C'est en 2003 que tout décolle : une prestation qui fait date à l'apéro de la première édition de Nuits Sonores, une sélection aux Découvertes du Printemps de Bourges et un maxi dans la foulée, un white label pirate remixant le fameux Pump up the Volume de M.A.R.R.S, financé par la boutique de son frère, Dark Fish Records. On est alors en pleine explosion de la scène break, qui prend le relais d'une drum&bass à bout de souffle, morte d'avoir trop plongé dans le dark.
« Le break, c'est aller chercher des influences dans le hip-hop, le funk, des choses plus techno. Ça faisait du bien : de la vraie musique de fête ! Pas possible d'y résister entre 2003 et 2005. »

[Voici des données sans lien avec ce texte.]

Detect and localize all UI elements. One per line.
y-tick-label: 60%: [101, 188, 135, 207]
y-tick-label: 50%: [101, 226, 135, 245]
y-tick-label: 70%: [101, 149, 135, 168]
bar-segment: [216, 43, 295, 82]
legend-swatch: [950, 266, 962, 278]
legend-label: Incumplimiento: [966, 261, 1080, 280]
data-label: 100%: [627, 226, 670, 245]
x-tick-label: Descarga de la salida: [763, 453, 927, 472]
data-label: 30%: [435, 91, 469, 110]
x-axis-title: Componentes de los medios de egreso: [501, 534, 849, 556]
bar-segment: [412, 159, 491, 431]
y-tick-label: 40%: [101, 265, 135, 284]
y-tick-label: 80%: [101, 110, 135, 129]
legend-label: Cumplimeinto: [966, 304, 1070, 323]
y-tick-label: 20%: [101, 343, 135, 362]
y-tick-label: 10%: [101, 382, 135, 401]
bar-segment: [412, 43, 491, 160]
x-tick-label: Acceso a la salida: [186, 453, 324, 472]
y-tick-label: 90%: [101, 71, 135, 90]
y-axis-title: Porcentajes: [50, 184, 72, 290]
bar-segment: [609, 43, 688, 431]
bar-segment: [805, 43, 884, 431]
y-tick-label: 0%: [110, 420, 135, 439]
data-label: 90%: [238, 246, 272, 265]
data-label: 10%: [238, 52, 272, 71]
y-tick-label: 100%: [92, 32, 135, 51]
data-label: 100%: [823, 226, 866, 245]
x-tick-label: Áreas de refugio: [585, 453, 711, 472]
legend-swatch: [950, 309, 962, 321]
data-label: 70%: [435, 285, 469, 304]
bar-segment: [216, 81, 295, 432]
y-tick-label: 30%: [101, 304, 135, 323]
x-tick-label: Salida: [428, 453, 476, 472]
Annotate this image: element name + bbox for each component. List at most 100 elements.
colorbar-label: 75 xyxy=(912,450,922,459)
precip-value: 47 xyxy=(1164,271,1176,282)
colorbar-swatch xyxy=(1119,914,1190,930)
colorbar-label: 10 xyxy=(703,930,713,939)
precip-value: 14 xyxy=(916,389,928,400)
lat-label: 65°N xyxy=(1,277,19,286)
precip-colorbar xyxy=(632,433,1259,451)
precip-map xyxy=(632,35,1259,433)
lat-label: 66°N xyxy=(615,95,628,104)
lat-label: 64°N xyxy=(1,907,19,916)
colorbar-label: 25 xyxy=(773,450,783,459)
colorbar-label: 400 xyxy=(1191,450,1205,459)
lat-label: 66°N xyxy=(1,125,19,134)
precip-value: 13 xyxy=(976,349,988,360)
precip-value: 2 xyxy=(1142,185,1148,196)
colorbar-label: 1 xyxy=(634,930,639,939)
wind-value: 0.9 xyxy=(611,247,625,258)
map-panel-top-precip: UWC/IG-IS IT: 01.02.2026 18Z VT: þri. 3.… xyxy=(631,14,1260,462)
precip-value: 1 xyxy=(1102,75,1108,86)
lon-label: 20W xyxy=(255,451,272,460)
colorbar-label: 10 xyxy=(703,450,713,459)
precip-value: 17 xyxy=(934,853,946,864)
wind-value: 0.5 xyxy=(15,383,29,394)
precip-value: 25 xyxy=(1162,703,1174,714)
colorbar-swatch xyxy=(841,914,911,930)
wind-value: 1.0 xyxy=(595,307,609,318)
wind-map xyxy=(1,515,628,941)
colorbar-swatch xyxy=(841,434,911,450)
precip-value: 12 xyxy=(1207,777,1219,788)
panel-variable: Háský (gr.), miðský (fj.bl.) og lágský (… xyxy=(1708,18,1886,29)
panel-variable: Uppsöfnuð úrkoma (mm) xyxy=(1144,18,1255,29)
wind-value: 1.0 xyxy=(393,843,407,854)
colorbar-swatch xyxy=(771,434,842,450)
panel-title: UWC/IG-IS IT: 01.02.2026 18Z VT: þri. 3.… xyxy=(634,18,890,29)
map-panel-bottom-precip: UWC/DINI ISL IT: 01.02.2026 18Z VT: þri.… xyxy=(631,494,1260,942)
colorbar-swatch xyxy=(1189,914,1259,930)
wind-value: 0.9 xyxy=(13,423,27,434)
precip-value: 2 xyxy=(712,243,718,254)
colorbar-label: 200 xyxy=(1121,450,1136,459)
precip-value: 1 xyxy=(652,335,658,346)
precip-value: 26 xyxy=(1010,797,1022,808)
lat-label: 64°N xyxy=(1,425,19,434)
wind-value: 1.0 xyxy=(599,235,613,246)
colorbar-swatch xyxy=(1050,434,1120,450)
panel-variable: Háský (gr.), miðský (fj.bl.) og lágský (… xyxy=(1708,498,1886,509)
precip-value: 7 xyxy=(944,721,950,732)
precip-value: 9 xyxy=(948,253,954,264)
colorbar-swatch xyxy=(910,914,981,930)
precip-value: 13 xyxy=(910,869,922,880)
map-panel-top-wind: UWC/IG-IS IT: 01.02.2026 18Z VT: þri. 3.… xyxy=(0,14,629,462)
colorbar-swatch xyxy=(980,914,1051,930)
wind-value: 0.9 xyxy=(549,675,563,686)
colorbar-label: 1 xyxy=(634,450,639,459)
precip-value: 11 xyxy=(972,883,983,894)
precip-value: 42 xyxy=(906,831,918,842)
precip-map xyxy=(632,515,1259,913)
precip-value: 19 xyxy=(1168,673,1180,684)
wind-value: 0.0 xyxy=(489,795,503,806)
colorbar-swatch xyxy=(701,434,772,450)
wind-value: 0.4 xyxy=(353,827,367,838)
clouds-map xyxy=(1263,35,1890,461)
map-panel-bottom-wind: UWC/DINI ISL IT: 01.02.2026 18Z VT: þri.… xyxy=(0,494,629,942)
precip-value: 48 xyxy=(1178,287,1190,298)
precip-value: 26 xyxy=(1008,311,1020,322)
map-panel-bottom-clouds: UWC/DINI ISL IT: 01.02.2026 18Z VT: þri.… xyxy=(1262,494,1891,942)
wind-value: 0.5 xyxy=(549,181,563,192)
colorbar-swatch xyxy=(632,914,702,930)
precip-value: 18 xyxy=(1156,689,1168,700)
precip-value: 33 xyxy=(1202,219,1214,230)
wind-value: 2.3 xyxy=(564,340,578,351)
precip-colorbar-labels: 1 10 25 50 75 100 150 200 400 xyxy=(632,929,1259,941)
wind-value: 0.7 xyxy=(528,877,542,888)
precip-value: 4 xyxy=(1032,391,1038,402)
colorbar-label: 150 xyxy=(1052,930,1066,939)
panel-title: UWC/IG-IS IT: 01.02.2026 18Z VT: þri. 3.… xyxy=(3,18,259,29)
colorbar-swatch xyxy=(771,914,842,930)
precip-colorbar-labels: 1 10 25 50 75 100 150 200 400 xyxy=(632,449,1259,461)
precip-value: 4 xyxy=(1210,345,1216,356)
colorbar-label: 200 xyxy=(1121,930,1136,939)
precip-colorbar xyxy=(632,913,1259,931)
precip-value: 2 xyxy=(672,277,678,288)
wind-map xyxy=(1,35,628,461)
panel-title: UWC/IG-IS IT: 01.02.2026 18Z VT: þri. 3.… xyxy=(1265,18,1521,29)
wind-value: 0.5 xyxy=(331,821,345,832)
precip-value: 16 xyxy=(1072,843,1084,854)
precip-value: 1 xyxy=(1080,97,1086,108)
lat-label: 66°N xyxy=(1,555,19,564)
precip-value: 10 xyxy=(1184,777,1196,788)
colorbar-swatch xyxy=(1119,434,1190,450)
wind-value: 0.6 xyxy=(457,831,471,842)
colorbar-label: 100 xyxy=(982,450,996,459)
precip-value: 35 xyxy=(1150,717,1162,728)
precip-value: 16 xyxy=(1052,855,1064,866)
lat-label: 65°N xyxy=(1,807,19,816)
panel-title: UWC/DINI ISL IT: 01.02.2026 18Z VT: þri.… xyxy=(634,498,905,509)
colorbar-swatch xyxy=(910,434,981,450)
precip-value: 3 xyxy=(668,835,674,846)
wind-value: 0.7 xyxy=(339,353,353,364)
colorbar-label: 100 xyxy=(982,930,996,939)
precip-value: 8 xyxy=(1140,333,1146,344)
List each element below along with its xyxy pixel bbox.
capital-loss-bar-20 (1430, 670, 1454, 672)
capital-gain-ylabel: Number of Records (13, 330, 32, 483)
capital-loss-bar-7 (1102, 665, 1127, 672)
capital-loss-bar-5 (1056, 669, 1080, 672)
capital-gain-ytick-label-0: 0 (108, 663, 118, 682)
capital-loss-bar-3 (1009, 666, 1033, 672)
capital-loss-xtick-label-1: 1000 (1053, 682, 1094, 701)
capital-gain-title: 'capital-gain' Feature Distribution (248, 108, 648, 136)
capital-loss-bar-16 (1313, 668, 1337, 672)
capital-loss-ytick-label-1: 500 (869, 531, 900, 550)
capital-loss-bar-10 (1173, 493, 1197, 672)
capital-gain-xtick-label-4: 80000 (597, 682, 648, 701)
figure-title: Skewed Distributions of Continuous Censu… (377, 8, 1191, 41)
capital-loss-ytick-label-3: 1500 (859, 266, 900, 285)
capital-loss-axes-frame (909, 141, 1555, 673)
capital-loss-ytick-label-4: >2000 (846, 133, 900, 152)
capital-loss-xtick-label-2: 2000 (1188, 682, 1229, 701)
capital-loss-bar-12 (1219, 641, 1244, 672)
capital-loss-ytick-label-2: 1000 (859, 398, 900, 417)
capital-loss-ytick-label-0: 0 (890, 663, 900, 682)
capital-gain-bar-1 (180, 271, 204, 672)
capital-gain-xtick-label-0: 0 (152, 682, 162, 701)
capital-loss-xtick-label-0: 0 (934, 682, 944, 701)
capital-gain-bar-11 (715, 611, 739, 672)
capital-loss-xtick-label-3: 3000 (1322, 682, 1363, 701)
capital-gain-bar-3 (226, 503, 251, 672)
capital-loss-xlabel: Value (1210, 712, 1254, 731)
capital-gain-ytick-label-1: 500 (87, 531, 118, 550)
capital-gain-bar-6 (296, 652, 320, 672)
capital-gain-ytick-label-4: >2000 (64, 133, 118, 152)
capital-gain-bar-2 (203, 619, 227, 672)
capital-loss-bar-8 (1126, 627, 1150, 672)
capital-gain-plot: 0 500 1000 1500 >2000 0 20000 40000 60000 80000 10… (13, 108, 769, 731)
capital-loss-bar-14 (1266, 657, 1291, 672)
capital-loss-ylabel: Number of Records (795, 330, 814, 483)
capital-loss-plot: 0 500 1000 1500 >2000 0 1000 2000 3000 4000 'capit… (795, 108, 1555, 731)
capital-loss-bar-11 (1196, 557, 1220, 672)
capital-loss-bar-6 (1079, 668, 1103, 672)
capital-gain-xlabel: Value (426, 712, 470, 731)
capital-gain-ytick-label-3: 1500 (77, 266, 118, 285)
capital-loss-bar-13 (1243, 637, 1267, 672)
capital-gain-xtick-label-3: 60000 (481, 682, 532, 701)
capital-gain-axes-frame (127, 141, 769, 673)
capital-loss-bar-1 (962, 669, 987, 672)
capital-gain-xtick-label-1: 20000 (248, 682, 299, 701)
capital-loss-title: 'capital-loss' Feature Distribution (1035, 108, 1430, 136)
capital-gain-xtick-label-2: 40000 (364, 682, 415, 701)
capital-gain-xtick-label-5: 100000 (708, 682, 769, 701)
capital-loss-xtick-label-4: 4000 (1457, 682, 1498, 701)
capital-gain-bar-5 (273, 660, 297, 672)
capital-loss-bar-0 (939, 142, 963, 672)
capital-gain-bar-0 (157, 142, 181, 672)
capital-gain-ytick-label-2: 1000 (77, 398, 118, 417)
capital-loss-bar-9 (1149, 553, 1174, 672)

Le maxi part comme des petits pains, les artistes anglais qu'elle adule la contacte pour en recevoir une copie, tels Freq Nasty ou Plump DJs. Elle lâche son mi-temps au restaurant La Belle Équipe, devient intermittente. S'ensuivent cinq ans de bonheur. Jusqu'au choc de 2008. « Je commence à travailler sur un album. Mais le phénomène break s'essouffle complètement. Émergent le dubstep, une nouvelle house, qui m'influencent. Mais côté DJ, c'était devenu très compliqué : d'un coup, plus personne ne voulait me booker, c'était ringard, un DJ break. Ce fut un moment très ingrat. J'arrivais à joindre les deux bouts mais pour l'ego, c'était violent. »
Flore continue à travailler sur l'album, Raw, qui finit par sortir sur le label anglais Botchit & Scarper en 2010. Tout est alors compliqué : le marché du disque s'écroule et personne ne sait trop ce qu'il va devenir. L'album est dur à défendre. Et côté personnel, elle perd sa mère.
« L'album, j'en suis très contente. Mais il est sorti trop tôt : ça peut paraître prétentieux, mais c'est plus facile de jouer ces titres aujourd'hui, ceux fusionnant house et afro ou ragga, ils sont désormais dans l'air du temps. À l'époque, on ne parlait pas encore de global bass ! Mais j'ai failli lâcher. Ça m'a amené à me poser des questions. Et au bout d'un moment, ces questionnements m'ont fait mettre en place des dispositifs qui m'ont sorti d'affaire... »
En 2013, nouveau départ. L'admiratrice de Francis Bacon crée une performance live & visuel avec le collectif WSK, nommée Ritual. « J'ai alors compris la vertu du temps : ça a mis longtemps à mûrir, mais ça valait le coup cette collaboration. » Elle monte avec Marc Weistroff le label auquel elle pensait depuis longtemps : Polaar, que tous deux font grandir doucement sous la forme de soirées avant de sortir les premiers EPs. « Avec Polaar, ça fait du bien de miser sur d'autres gens, de voir les rapports que ça crée, découvrir et pousser le talent des autres. » L'indépendance totale se met en place. Et la sérénité, avec. « Ça peut paraître cliché, mais Just Kids, le livre de Patti Smith, cette façon de penser, ça me fait du bien, ça me donne beaucoup d'inspiration. »
« J'ai l'impression d'être un peu à part. Je n'ai jamais perdu de vue la musique que j'aimais. Ce qui m'intéresse, ce sont les ponts qui se font entre les styles. J'ai l'impression que les gens respectent mon travail ! » conclue-t-elle. On confirme.